October 25th, 2010

Can Barbers Help Fight High Blood Pressure in Black Men?

A very long time ago, barbers performed surgical procedures. Now, once again, barbers may have a role to play in the health care of their community.

In the BARBER-1 trial, published in the Archives of Internal Medicine, Ronald Victor and colleagues compared two hypertension monitoring and referral programs based in 17 black-owned barbershops in Texas. Following a 10-week period of baseline blood pressure screening, 8 shops provided standard blood pressure pamphlets to their customers and 9 shops provided blood pressure checks and promoted physician follow-up  to their customers. After 10 months, the improvement in hypertension control was significantly higher in the group of customers with actively involved barbers, with an absolute difference between the groups of 8.8%.

In an accompanying commentary, Clyde Yancy considers the trial from a personal perspective “as a black man with [hypertension] who has frequented the same community barber for 17 years.” He notes that hypertension “is both an onerous risk and a scourge for the African American community” and that the BARBER-1 study suggests “a transformative approach that might actually work.” But, he asks, “why must we resort to a community-driven approach that abdicates the responsibility to detect disease and institute preemptive care to well-intentioned, appropriately trained, but nonetheless clinically naive health care providers?” He wonders “why it is they, the barbers, and not we, the physicians, who are providing the care.”

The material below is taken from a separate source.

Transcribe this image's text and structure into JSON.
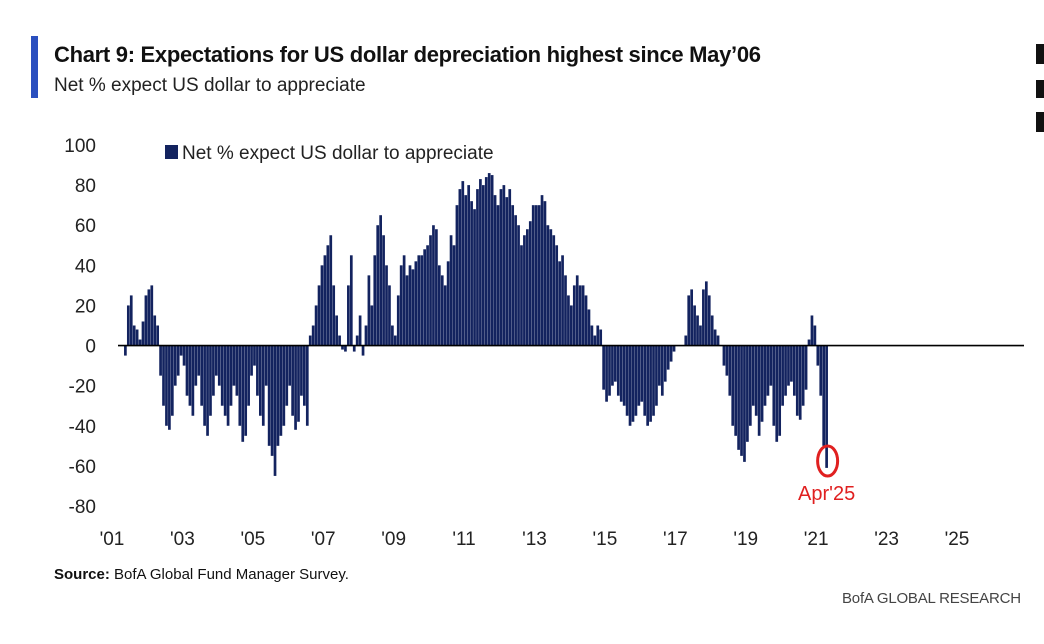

2 Responses to “Can Barbers Help Fight High Blood Pressure in Black Men?”

  1. Alfonso E. Sierra, MD says:

    Anything that can improve the health of the people is very welcome news.

    Competing interests pertaining specifically to this post, comment, or both:
    None

  2. Brilliant study!! Perhaps rational community outreach is the way to reduce coronary mortality, certainly physicians have to date failed. Why have we failed? I am not sure, but we need to think outside the box and the barber shop is one place clearly outside of the medical model box.

    If we get churches, barbers, fraternal organizations, employers, fight clubs etc interested in BP screening, we could expand this into true coronary prevention. In addition to defibrillators in the airports, we should have BP checking stations.

    There is the concept of “social capital” which is often squandered. The value of my friend being concerned and informed who brings me into the concept of staying healthy is much more powerful than any Public Health Service initiative or AHA advertisement.